Before entering or following any advice in this electrical forum please refer to our project on part P of the building regulations. This project can be found at www.diydoctor.org.uk/projects/partp.htm If you are unsure about any of the work you intend to undertake at home please seek advice from a qualified electrician and do not rely on the posts in this forum.
Singer has already referred to requirement of building control involvement but had not named it as Part P and thanks for this as many DIY people may not realise the two are the same.
Seems we have gone OTT on this and sorry.
Simple really he who signs the completion cert calls the tune.

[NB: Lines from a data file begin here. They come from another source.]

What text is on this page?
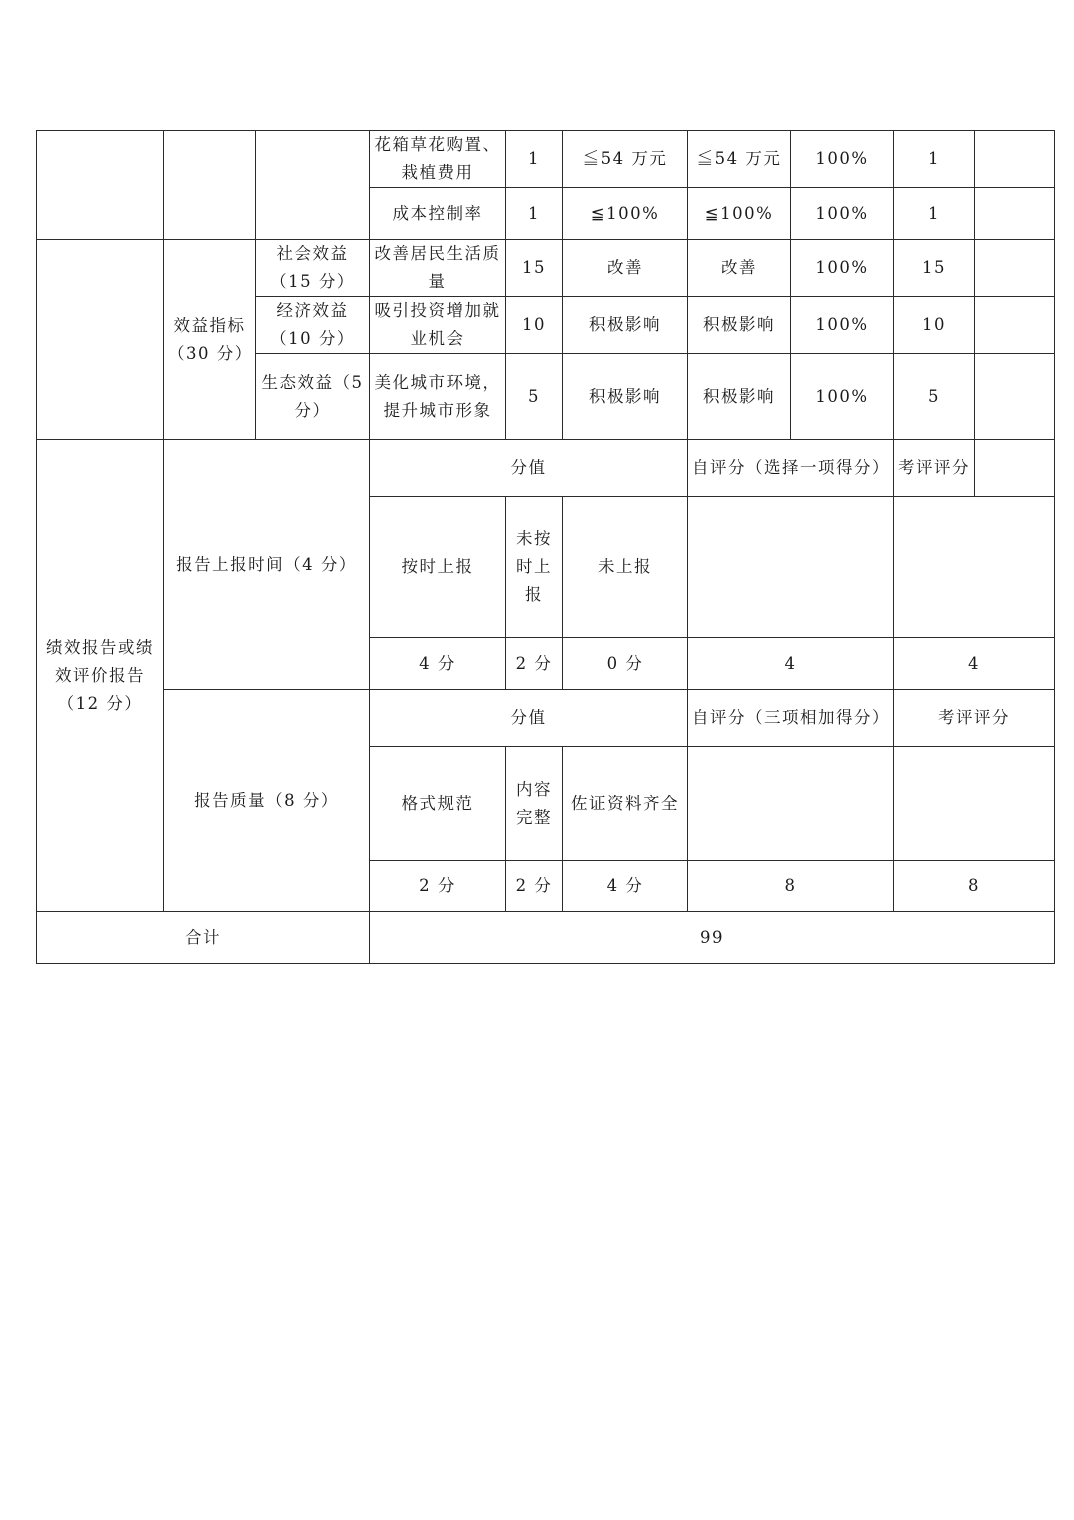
			花箱草花购置、栽植费用	1	≦54 万元	≦54 万元	100%	1	
			成本控制率	1	≦100%	≦100%	100%	1	
	效益指标（30 分）	社会效益（15 分）	改善居民生活质量	15	改善	改善	100%	15	
		经济效益（10 分）	吸引投资增加就业机会	10	积极影响	积极影响	100%	10	
		生态效益（5 分）	美化城市环境，提升城市形象	5	积极影响	积极影响	100%	5	
绩效报告或绩效评价报告（12 分）	报告上报时间（4 分）		分值			自评分（选择一项得分）		考评评分	
			按时上报	未按时上报	未上报				
			4 分	2 分	0 分	4		4	
	报告质量（8 分）		分值			自评分（三项相加得分）		考评评分	
			格式规范	内容完整	佐证资料齐全				
			2 分	2 分	4 分	8		8	
合计			99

And the electrician who said the lamps needed changing is most likely correct and it was his call he has to sign paperwork.
The villain if you like is the one who said they were OK in first place. But we have no dates and the regulations have changed over time.
Also with Part P we are much more concerned with regulations than before plus even today you don't need Part P to do a periodic inspection and test it is only required to make out a completion cert.
As a non Part P electrician I would inform the LABC I or more to point the owner will inform LABC that I intend to start work and what I am going to do. He may request to view the work at a set stage although normally this would not be required where an electrician is doing the work. Once completed I will inspect and test all the work and fill in an installation certificate which will be given to the LABC who will decide if they will accept it. Either they will re-test my work or they will issue a completion cert on the strength of my report.
Once the completion cert is issued then the house holder should be assured all is well.
For this in my area the LABC charge £115 for any work up to the value of £2000 so to fit a new socket in a kitchen for example with cost £115 plus what you pay electrician.
I would call it a stealth tax as all the council has to do is check the paper work for obvious errors and normally quick visit at the end.